132// Cycles of size greater than two are possible.  For example:
133//   compress/bzip2/bzip2_test.go (package bzip2)  imports "io/ioutil"
134//   io/ioutil/tempfile_test.go   (package ioutil) imports "regexp"
135//   regexp/exec_test.go          (package regexp) imports "compress/bzip2"
136//
137//
138// Concurrency
139// -----------
140//
141// Let us define the import dependency graph as follows.  Each node is a
142// list of files passed to (Checker).Files at once.  Many of these lists
143// are the production code of an importable Go package, so those nodes
144// are labelled by the package's path.  The remaining nodes are
145// ad hoc packages and lists of in-package *_test.go files that augment
146// an importable package; those nodes have no label.
147//
148// The edges of the graph represent import statements appearing within a
149// file.  An edge connects a node (a list of files) to the node it
150// imports, which is importable and thus always labelled.
151//
152// Loading is controlled by this dependency graph.
153//
154// To reduce I/O latency, we start loading a package's dependencies
155// asynchronously as soon as we've parsed its files and enumerated its
156// imports (scanImports).  This performs a preorder traversal of the
157// import dependency graph.
158//
159// To exploit hardware parallelism, we type-check unrelated packages in
160// parallel, where "unrelated" means not ordered by the partial order of
161// the import dependency graph.
162//
163// We use a concurrency-safe non-blocking cache (importer.imported) to
164// record the results of type-checking, whether success or failure.  An
165// entry is created in this cache by startLoad the first time the
166// package is imported.  The first goroutine to request an entry becomes
167// responsible for completing the task and broadcasting completion to
168// subsequent requestors, which block until then.
169//
170// Type checking occurs in (parallel) postorder: we cannot type-check a
171// set of files until we have loaded and type-checked all of their
172// immediate dependencies (and thus all of their transitive
173// dependencies).
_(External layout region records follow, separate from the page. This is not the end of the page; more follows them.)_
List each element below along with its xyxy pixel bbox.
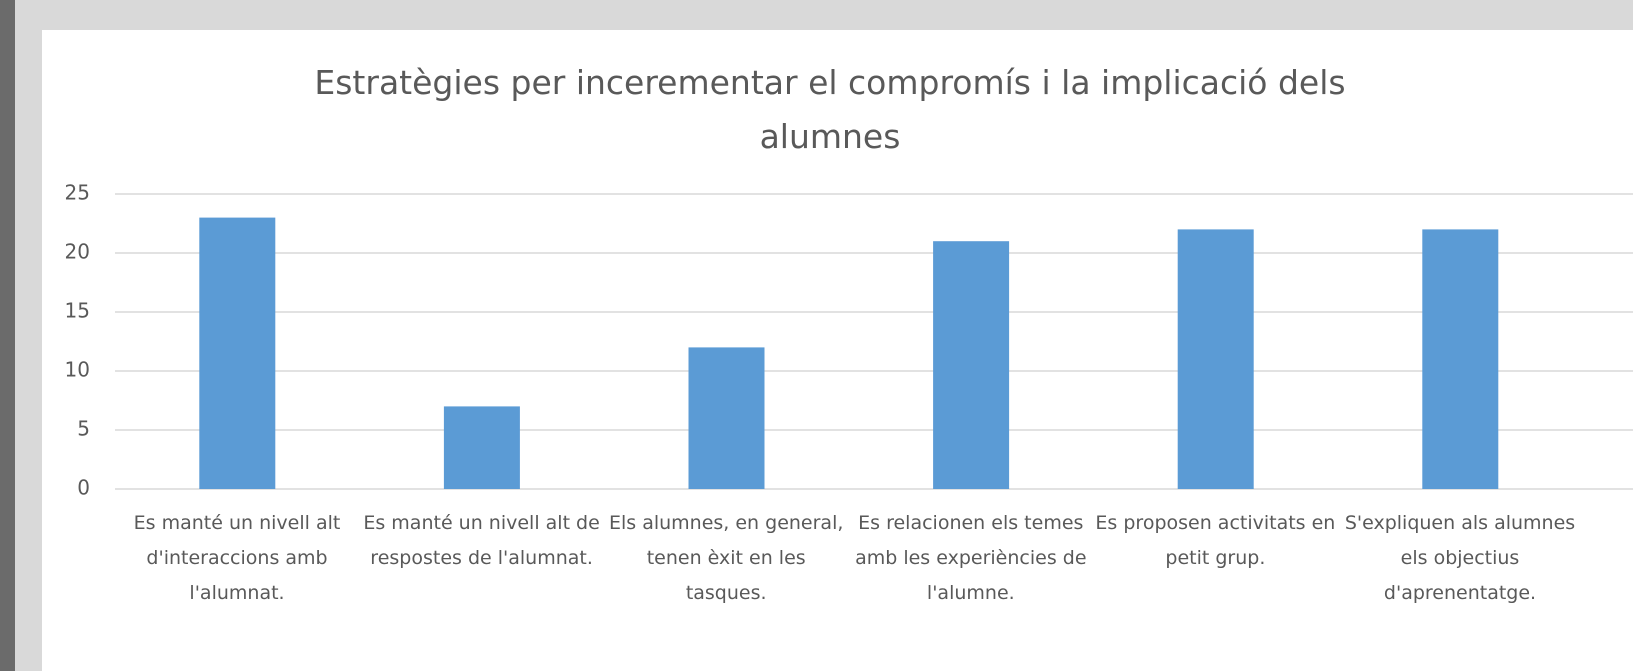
bar <box>199 217 276 489</box>
bar <box>1177 229 1254 489</box>
y-tick-label: 10 <box>65 358 90 382</box>
y-tick-label: 0 <box>77 476 90 500</box>
bar <box>933 241 1010 489</box>
x-tick-label: Es proposen activitats en petit grup. <box>1095 512 1336 569</box>
side-strip <box>0 0 15 671</box>
x-tick-label: Es manté un nivell alt d'interaccions am… <box>133 512 341 604</box>
bar <box>443 406 520 489</box>
x-tick-label: Es manté un nivell alt de respostes de l… <box>363 512 600 569</box>
y-tick-label: 15 <box>65 299 90 323</box>
bar <box>1422 229 1499 489</box>
chart-title: Estratègies per incerementar el compromí… <box>314 63 1346 156</box>
y-tick-label: 25 <box>65 181 90 205</box>
y-tick-label: 20 <box>65 240 90 264</box>
x-tick-label: Es relacionen els temes amb les experièn… <box>855 512 1087 604</box>
x-tick-label: Els alumnes, en general, tenen èxit en l… <box>608 512 844 604</box>
chart-panel <box>42 30 1633 671</box>
x-tick-label: S'expliquen als alumnes els objectius d'… <box>1344 512 1576 604</box>
y-tick-label: 5 <box>77 417 90 441</box>
bar <box>688 347 765 489</box>
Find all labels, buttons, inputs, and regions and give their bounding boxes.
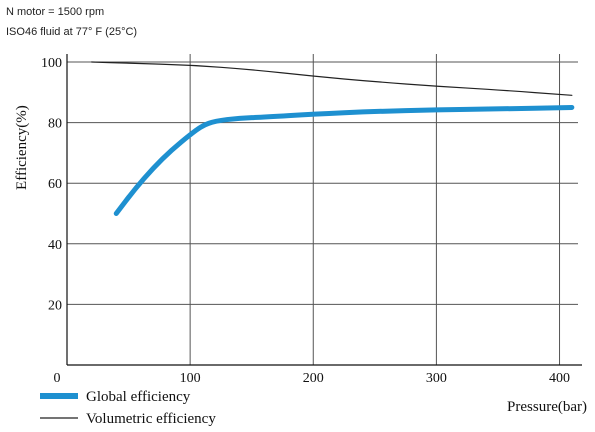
x-tick-label-0: 0 [54,371,61,386]
x-tick-label-300: 300 [426,371,447,386]
x-axis-label: Pressure(bar) [507,399,587,415]
legend-label-global: Global efficiency [86,389,191,405]
tick-labels: 20 40 60 80 100 0 100 200 300 400 [41,56,570,386]
y-tick-label-100: 100 [41,56,62,71]
y-tick-label-20: 20 [48,298,62,313]
y-tick-label-60: 60 [48,177,62,192]
volumetric-efficiency-line [91,61,573,96]
x-tick-label-200: 200 [303,371,324,386]
motor-speed-note: N motor = 1500 rpm [6,6,105,18]
y-tick-label-40: 40 [48,238,62,253]
fluid-note: ISO46 fluid at 77° F (25°C) [6,26,138,38]
x-tick-label-100: 100 [180,371,201,386]
x-tick-label-400: 400 [549,371,570,386]
grid [67,54,578,365]
legend-label-volumetric: Volumetric efficiency [86,411,216,427]
y-tick-label-80: 80 [48,117,62,132]
series-layer [91,61,575,216]
global-efficiency-line [113,104,575,216]
y-axis-label: Efficiency(%) [14,105,30,190]
axes [66,54,582,366]
legend: Global efficiency Volumetric efficiency [40,389,216,427]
If the input were guaranteed free of import cycles,
174// this would be trivial: we could simply wait for completion of the
175// dependencies and then invoke the typechecker.
176//
177// But as we saw in the 'go test' section above, some cycles in the
178// import graph over packages are actually legal, so long as the
179// cycle-forming edge originates in the in-package test files that
180// augment the package.  This explains why the nodes of the import
181// dependency graph are not packages, but lists of files: the unlabelled
182// nodes avoid the cycles.  Consider packages A and B where B imports A
183// and A's in-package tests AT import B.  The naively constructed import
184// graph over packages would contain a cycle (A+AT) --> B --> (A+AT) but
185// the graph over lists of files is AT --> B --> A, where AT is an
186// unlabelled node.
187//
188// Awaiting completion of the dependencies in a cyclic graph would
189// deadlock, so we must materialize the import dependency graph (as
190// importer.graph) and check whether each import edge forms a cycle.  If
191// x imports y, and the graph already contains a path from y to x, then
192// there is an import cycle, in which case the processing of x must not
193// wait for the completion of processing of y.
194//
195// When the type-checker makes a callback (doImport) to the loader for a
196// given import edge, there are two possible cases.  In the normal case,
197// the dependency has already been completely type-checked; doImport
198// does a cache lookup and returns it.  In the cyclic case, the entry in
199// the cache is still necessarily incomplete, indicating a cycle.  We
200// perform the cycle check again to obtain the error message, and return
201// the error.
202//
203// The result of using concurrency is about a 2.5x speedup for stdlib_test.
204
205// TODO(adonovan): overhaul the package documentation.